For the first time since his 1980 release 80/81
, guitarist Pat Metheny has recorded with a band that features tenor saxophone. Unity Band
introduces a new Metheny ensemble with Chris Potter on sax and bass clarinet, longtime collaborator Antonio Sanchez on drums, and Ben Williams on bass. The album features nine Metheny compositions, new for 2012.
Metheny says of the three-decade gap since his last project to feature saxophonists (the late great Dewey Redman and Michael Brecker): "In many ways my bands were envisioned as an alternative to the more conventional kinds that I had come up playing in. The fact that it has taken another 30 years to get to it again is kind of a testament to how busy those alternative' ways of thinking have kept me.
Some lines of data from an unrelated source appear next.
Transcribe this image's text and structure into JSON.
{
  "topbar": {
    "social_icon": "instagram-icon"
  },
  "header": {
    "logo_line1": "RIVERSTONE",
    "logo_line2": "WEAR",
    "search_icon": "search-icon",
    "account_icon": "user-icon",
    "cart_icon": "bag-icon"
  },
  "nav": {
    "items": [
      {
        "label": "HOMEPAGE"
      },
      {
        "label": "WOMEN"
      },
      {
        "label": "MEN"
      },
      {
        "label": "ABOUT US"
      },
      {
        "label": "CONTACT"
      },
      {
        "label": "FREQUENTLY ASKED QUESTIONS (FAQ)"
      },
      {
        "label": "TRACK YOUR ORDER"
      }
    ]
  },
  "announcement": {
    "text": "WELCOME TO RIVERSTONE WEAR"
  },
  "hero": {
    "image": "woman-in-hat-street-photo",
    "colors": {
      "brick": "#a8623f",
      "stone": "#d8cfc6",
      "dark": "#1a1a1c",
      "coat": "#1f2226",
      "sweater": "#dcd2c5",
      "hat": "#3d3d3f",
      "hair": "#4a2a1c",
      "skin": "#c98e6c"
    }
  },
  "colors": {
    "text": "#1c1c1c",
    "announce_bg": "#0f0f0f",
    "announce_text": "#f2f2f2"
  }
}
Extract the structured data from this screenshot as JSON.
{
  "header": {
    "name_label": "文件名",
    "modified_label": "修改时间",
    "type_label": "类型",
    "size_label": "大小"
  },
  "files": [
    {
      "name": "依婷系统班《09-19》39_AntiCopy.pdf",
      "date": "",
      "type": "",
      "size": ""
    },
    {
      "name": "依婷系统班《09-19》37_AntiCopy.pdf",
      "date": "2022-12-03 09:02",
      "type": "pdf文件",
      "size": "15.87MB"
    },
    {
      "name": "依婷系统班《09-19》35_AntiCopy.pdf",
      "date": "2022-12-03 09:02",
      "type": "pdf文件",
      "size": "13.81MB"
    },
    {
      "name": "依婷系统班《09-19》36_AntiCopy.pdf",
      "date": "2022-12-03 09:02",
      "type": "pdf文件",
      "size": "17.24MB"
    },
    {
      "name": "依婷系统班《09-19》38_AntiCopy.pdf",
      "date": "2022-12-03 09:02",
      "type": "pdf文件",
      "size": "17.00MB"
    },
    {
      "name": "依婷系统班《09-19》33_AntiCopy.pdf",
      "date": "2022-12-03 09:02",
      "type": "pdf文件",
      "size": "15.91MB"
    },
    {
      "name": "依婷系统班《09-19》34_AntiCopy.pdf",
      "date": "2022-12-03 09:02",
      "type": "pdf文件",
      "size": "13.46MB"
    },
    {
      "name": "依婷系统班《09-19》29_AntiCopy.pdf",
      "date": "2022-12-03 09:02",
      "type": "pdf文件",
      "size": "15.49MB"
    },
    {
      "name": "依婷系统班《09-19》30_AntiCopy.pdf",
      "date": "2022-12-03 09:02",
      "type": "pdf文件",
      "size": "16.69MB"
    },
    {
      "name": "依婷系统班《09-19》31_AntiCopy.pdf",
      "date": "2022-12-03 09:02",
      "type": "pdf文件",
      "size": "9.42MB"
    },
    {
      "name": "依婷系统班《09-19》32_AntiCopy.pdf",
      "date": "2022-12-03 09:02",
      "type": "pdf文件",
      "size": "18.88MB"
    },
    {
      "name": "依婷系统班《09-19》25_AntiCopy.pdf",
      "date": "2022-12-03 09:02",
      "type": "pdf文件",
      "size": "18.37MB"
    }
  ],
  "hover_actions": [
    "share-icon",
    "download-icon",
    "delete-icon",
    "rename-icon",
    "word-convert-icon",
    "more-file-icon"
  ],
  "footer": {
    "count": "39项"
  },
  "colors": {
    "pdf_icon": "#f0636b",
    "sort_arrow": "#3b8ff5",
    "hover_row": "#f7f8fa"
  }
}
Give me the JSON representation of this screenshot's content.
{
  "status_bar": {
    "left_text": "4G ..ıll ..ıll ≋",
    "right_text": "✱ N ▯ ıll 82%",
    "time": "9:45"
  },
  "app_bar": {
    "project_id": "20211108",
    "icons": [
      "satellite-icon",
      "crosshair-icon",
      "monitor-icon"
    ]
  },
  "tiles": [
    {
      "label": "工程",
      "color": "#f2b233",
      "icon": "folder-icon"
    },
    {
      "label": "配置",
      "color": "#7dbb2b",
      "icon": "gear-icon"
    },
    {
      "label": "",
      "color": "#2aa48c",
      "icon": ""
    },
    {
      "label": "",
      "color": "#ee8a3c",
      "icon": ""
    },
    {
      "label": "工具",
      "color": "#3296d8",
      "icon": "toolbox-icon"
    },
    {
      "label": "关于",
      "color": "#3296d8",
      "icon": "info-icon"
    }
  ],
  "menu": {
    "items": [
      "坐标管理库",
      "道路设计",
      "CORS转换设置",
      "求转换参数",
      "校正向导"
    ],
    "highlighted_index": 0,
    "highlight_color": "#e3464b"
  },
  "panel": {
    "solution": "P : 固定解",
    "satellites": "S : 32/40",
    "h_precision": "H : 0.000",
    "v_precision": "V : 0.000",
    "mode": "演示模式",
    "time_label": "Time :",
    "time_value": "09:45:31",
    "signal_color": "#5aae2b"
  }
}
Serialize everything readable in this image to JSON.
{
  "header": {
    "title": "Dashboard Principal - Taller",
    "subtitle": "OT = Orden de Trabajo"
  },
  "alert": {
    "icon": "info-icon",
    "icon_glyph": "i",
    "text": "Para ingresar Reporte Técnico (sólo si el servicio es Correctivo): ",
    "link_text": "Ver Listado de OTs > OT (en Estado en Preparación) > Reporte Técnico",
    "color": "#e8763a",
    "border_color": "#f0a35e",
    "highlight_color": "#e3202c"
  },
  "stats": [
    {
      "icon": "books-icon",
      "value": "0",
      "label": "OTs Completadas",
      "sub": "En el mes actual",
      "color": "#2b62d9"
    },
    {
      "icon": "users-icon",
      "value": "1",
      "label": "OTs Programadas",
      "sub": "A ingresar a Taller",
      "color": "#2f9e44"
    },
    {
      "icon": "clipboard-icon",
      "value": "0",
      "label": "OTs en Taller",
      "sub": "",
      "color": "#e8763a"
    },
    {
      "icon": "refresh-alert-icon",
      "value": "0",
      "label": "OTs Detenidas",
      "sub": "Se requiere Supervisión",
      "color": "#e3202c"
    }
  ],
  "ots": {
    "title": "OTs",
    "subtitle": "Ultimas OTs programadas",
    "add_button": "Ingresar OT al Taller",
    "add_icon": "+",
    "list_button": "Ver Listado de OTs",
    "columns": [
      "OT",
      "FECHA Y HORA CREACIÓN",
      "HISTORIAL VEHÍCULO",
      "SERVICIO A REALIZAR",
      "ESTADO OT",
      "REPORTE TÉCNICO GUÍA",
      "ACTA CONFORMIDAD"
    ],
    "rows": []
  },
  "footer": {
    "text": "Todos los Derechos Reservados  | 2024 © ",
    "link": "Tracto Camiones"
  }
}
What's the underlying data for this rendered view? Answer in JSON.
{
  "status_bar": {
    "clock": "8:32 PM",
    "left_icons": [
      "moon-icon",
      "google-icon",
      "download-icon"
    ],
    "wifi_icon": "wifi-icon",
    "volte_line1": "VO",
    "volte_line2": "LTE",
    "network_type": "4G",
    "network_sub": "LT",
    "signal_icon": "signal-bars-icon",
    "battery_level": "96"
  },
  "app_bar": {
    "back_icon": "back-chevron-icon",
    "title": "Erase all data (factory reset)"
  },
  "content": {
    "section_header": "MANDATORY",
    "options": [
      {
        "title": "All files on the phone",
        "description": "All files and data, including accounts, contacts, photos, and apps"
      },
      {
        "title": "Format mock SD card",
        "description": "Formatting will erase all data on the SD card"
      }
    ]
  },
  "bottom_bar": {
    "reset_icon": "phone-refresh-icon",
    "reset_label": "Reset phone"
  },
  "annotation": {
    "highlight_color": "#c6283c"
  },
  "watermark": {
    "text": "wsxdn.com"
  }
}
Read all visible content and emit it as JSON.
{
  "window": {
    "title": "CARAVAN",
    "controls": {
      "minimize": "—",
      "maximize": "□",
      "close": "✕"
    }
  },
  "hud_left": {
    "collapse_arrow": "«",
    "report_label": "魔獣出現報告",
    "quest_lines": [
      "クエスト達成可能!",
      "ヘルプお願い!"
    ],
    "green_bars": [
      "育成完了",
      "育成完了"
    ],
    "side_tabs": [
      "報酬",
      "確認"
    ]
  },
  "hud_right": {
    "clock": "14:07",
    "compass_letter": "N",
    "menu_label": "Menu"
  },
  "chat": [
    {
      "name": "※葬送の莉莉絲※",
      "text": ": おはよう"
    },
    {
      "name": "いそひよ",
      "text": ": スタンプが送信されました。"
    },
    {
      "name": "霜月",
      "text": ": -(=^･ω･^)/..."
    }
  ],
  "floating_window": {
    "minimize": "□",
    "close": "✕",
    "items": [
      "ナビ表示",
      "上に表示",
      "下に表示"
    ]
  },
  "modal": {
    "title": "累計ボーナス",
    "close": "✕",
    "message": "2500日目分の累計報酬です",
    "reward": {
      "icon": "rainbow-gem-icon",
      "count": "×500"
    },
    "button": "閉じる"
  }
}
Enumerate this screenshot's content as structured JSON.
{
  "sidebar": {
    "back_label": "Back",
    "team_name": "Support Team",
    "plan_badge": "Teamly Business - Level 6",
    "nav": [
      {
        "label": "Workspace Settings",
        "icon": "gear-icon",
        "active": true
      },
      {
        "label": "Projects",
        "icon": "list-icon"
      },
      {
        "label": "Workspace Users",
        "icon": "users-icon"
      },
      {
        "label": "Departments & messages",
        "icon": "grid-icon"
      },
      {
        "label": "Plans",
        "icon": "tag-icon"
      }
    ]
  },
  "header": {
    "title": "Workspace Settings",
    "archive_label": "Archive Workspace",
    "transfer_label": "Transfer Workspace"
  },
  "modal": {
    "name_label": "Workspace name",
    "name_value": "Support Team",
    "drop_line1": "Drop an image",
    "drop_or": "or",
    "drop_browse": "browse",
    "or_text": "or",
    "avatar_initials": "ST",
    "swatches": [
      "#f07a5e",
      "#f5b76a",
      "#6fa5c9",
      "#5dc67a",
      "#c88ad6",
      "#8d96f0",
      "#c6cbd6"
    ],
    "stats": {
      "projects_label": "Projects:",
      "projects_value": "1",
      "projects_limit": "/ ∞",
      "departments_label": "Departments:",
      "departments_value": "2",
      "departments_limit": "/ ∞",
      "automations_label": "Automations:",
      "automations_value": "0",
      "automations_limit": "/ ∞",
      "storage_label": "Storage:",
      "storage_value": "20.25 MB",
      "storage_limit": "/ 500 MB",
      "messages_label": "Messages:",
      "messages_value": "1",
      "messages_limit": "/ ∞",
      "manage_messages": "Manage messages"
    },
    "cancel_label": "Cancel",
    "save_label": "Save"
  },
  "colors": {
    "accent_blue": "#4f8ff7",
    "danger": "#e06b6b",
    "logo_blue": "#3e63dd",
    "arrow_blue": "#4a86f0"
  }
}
"We all always talked about revisiting that band at some point, but with both Mike and Dewey gone now, that will never happen," he continues. "But then Chris Potter came along. As a fan, I have watched as he has become one of the greatest musicians of our time, and when we were both invited to play on Antonio Sanchez's debut record, I immediately saw that we had a natural way of playing and phrasing that suggested something more. I started thinking right then of somehow building a project around that."
For the rhythm section, Metheny explains, "Antonio was kind of an obvious choice; he has been one of my closest associates over the past ten years and has also played a lot with Chris. He is such a special musician. There was a certain kind of power I knew that Chris and I would be getting to and I can't think of anyone who could take us to that place better than Antonio." He continues, "A few years ago, Christian McBride invited me to an event that he was leading with the jazz students at Juilliard. Ben Williams was featured on a few tunes and his playing spoke to me immediately. I used Ben a few times to sub for Christian with the trio and found him to be a great playing partner and a great person too. He and Antonio had an instantly effortless rapport."
Once he had assembled this stellar band, Metheny wrote a considerable amount of new material for them. Through rehearsals, they winnowed the music down to the nine tunes on the Unity Band
album. "It's funny, I have heard so many guitar/tenor records that have been clearly influenced by that 80/81
sound, and yet I really wanted to try to take it to a different place this time, even though that record was certain to be a reference point along the way," Metheny says. "One of Antonio's specialties is this even eighth-note thing he does, and in a lot of ways that set a direction for the writing. But still, this is a group of musicians who can do just about anything."